The assignment for this instance of the course shall be returned at latest 9.4.2021 23.59 - Description of the Assignment
In this assignment, you shall find the 100 most frequently occurring words from a large text
file. The program shall be implemented in C language. A continuous string of characters a..z and
A..Z, with possible apostrophes’, is considered a word. Words with uppercase and lowercase
letters are considered equal. For example, in the text
Herman Melville’s book Moby Dick starts, as we all know, with the sentence”Call me Ishmael”.
the words are herman, melville’s, book, moby, dick, starts, as, we, all, know, with, the, sentence,
call, me, and ishmael
The name of the input text file shall be given as an input from the user. The program shall print the - most frequently occurring words and their frequencies. The words are printed in descending
order according to their frequencies.
Because the file can be very large, you need a suitable data structure to store words and their
frequencies. This can be, for instance, a hash table or a binary search tree. You can find the most
frequent words by sorting the structure with some fast algorithm.

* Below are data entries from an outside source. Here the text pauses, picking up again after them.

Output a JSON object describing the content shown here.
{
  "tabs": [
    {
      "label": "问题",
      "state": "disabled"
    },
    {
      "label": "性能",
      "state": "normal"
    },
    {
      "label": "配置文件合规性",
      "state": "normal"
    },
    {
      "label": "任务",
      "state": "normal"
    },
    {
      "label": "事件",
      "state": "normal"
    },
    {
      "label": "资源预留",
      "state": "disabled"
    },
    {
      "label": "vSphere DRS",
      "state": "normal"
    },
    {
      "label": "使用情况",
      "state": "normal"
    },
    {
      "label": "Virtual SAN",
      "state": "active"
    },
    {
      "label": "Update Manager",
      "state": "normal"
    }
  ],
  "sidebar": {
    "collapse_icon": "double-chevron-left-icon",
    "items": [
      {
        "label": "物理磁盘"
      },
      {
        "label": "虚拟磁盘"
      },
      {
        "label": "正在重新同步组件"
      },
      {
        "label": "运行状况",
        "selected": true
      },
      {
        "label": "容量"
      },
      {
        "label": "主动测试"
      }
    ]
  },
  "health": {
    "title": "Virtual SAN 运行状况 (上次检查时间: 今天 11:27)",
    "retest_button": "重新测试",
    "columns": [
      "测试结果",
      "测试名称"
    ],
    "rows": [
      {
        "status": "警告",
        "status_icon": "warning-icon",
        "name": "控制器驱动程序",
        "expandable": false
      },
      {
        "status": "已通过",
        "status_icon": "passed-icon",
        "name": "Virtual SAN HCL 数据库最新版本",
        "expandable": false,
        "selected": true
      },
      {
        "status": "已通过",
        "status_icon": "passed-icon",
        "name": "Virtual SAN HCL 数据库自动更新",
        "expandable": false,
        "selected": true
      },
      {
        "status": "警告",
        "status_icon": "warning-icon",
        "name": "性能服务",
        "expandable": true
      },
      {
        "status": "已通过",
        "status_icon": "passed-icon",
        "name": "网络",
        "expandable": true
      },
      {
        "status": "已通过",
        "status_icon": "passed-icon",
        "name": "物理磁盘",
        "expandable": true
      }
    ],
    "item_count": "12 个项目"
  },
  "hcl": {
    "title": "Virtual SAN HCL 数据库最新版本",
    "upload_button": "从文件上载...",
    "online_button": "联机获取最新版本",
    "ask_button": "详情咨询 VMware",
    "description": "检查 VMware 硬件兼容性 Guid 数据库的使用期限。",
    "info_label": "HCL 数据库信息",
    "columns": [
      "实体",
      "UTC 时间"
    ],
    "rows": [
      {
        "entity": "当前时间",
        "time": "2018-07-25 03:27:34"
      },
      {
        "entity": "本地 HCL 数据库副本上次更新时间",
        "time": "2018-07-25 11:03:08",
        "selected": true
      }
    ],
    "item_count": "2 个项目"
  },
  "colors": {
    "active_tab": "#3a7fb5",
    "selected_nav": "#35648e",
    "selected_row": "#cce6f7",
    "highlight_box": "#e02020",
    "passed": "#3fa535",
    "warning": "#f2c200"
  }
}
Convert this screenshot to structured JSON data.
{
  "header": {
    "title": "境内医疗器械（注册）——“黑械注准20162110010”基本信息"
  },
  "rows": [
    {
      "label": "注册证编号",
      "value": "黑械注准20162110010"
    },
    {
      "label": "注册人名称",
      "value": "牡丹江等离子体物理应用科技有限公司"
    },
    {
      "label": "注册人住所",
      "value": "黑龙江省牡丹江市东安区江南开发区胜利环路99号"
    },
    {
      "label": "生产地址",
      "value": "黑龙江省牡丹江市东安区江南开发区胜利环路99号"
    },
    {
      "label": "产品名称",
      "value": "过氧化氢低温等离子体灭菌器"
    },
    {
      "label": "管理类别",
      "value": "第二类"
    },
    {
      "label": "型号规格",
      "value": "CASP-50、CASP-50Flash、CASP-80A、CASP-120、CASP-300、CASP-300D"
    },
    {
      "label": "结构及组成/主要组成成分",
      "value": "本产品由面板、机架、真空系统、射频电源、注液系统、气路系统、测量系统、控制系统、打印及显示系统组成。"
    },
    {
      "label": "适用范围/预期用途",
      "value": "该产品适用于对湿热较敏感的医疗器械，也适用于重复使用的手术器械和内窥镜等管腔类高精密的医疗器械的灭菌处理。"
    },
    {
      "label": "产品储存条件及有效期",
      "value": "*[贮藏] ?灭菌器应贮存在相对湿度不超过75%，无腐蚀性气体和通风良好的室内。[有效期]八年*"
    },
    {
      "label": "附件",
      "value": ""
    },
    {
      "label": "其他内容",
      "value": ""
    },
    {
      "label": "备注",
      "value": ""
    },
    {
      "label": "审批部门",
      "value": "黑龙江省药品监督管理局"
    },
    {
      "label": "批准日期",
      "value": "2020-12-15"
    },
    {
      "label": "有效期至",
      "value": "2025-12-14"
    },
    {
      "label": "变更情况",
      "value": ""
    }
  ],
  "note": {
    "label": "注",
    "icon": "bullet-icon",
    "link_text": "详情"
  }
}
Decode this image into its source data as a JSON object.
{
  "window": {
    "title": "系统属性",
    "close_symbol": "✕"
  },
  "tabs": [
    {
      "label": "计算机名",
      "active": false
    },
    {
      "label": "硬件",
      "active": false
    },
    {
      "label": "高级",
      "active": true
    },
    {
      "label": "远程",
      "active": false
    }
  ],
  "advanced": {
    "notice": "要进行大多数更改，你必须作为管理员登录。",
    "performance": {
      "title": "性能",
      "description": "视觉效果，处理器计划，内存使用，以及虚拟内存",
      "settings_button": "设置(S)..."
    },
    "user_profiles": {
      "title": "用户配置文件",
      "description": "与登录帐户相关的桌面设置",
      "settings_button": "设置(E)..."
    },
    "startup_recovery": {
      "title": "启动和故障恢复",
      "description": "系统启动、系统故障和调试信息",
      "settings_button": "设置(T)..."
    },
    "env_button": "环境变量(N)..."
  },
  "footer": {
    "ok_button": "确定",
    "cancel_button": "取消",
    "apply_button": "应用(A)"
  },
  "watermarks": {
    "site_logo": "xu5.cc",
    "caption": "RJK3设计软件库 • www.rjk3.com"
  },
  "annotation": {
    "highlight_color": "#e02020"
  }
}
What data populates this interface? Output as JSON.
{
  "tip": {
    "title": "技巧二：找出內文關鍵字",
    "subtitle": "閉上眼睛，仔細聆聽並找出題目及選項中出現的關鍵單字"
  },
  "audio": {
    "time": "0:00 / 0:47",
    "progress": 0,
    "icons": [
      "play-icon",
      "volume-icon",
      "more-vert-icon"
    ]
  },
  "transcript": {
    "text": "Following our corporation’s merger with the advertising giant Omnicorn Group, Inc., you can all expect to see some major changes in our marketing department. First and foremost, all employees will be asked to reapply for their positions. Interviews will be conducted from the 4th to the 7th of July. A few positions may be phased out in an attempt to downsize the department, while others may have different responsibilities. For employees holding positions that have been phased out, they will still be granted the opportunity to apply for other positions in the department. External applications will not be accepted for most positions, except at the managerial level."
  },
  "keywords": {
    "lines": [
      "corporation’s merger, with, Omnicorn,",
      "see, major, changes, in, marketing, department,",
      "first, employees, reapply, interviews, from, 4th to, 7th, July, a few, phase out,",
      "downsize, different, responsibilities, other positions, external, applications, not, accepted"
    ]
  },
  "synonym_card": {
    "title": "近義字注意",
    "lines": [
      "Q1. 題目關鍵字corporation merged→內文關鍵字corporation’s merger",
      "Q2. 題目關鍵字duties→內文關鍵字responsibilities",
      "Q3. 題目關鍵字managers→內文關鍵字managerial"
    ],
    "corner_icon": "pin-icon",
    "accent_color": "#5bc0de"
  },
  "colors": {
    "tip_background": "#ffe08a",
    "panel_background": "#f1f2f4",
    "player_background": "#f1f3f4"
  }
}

There are examples of input files and corresponding outputs in Moodle. All the files are texts
written in English. You should use these to test your program. The size of the input is
measured as the number of words in the text file. Measure the running times of your program
with given test input files and make an estimate, how many words there can be in a file that you can
process in 15 seconds. Based on this, estimate the maximum size (in megabytes) of files that your
program can process in the mentioned time, when we know that the average word length in English
is 5.1 letters.
In addition to program code, you shall return a report that describes - the solution, and
- analysis of program’s performance as mentioned above.
Analysis contains thus the measurements of program’s running times and the mentioned estimates
for number of words and file size. The code shall be commented to improve readability, but no
other documentation is required. The report shall naturally contain student’s name and student
number. If you wish, you can also give feedback in your report.
Remember to zip the files before returning.